Ginger (Zingiber officinale) is a tropical perennial plant of about 1 meter (3.3 ft) in height, native to India, whose rhizome is used. The etymological origin of ginger comes from the Sanskrit word srngavera ("horn-shaped" or "antler-shaped"). 

Although the precise date of appearance of ginger is not known, it is estimated today to be around 2000 BC. Ginger was used for a long time by the Indo-Chinese civilizations in their cuisine as well as in traditional medicine.

It was first reported in the Mediterranean basin in the 4th century BC., thanks to the Phoenician trade. In the Middle Ages, it was imported into Europe by the Arabs returning from Zanzibar, a place of exchange with Indian merchants. 

Ginger has played an important role in the culture of many civilizations, whether in Asia, North Africa or Europe.

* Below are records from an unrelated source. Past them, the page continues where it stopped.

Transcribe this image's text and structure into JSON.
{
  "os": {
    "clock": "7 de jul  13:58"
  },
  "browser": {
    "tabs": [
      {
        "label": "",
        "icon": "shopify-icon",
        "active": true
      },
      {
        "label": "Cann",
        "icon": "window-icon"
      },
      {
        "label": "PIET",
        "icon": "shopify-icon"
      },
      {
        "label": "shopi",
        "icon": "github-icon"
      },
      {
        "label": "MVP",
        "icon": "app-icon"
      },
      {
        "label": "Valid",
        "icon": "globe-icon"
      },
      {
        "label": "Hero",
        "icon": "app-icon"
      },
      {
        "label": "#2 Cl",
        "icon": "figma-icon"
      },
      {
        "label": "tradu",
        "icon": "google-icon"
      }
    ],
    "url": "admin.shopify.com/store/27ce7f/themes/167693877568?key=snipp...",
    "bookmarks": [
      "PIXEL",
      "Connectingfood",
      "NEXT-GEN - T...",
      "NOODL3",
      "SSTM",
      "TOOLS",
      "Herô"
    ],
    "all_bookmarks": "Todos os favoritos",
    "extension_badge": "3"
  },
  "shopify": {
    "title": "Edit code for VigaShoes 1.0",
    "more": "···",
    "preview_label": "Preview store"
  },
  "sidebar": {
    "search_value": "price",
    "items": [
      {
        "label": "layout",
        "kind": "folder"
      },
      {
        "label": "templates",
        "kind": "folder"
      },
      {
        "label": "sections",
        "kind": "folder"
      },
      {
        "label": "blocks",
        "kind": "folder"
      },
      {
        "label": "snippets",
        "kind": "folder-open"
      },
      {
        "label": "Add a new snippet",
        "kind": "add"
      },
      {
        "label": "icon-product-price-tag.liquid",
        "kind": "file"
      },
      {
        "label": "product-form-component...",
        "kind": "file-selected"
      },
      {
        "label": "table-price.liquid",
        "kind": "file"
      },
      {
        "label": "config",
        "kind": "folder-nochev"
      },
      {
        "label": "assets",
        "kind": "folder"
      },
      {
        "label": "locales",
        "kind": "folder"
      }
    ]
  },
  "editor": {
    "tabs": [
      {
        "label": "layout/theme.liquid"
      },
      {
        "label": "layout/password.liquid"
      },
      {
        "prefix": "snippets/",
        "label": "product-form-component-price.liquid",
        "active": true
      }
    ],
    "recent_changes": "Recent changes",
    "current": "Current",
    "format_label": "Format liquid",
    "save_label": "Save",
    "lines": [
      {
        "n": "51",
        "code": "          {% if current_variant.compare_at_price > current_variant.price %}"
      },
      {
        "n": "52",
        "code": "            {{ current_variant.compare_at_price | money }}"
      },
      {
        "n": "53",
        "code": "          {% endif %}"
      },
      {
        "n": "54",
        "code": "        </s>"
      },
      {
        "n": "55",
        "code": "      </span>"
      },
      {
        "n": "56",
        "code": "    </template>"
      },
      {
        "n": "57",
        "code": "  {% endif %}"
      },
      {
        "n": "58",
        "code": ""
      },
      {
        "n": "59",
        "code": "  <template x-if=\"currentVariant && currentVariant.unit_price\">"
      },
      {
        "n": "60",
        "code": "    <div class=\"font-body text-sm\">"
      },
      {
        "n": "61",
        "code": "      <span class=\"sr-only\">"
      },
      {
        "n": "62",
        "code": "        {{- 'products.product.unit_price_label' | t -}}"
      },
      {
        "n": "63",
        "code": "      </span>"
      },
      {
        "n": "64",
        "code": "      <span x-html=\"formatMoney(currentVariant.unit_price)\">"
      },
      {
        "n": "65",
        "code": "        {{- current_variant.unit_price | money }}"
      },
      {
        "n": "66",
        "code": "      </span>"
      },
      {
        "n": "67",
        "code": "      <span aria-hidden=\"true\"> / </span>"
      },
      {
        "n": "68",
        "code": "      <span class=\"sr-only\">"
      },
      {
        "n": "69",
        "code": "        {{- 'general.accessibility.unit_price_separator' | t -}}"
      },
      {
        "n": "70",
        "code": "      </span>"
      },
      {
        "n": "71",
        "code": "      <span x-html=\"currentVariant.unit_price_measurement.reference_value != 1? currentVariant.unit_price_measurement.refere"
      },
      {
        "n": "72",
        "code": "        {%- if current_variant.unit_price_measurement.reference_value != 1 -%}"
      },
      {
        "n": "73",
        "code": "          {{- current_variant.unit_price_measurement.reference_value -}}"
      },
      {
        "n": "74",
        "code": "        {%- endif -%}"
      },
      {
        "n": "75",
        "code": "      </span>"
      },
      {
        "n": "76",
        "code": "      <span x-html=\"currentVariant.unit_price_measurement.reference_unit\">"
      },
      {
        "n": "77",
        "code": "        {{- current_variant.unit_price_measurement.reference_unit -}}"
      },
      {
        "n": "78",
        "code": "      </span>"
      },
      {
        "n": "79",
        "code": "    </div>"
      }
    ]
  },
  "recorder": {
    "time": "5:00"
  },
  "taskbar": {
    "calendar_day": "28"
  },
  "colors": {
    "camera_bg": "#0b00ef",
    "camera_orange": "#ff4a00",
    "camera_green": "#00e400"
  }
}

Mainly cultivated in India, China and Indonesia, it is now used all over the world.


Ginger was probably used in Indochinese cuisine as soon as it was discovered by the indigenous populations in the middle of the third millennium BC. 

Used for its revitalizing properties for centuries, both the Chinese and the Indians still use ginger widely to spice up their dishes. The Indians use it in the composition of several spice mixtures, the best known of which is Masala. In China, ginger is traditionally used in cooking to accompany dishes with a lot of taste and flavour such as seafood, certain fish or mutton. 

In the Egyptian civilization, ginger was used in culinary arts but also in the process of mummification of the dead. Ginger has always played an important role in all the civilizations into which it was imported. 


Ginger was particularly used in Europe during much of the Middle Ages as a drink, known as Hippocras from the 13th century, this wine-based beverage was supplemented with sugar and ginger. 

From the 19th century onwards, ginger was more regularly used as a tea or added to fruit juice.


The first written record of the use of ginger in traditional medicine is an Indian document written in Sanskrit. Dating from around 1000 BC, it recommends the use of ginger for the treatment of many ailments ranging from asthma to digestive problems. 

Ginger was also considered a powerful aphrodisiac as early as the Middle Ages, a reputation it has retained to this day. Ancient Chinese texts from the Middle Ages refer to the use of ginger by Chinese sailors who chewed the roots to combat "motion sickness". This is the main therapeutic effect that is scientifically recognized today.

Several studies (link to study/other blogs on the matter) conducted on humans show that it has anti-vomiting properties and limits the symptoms of nausea. It is particularly used by women to reduce undesirable symptoms during pregnancy.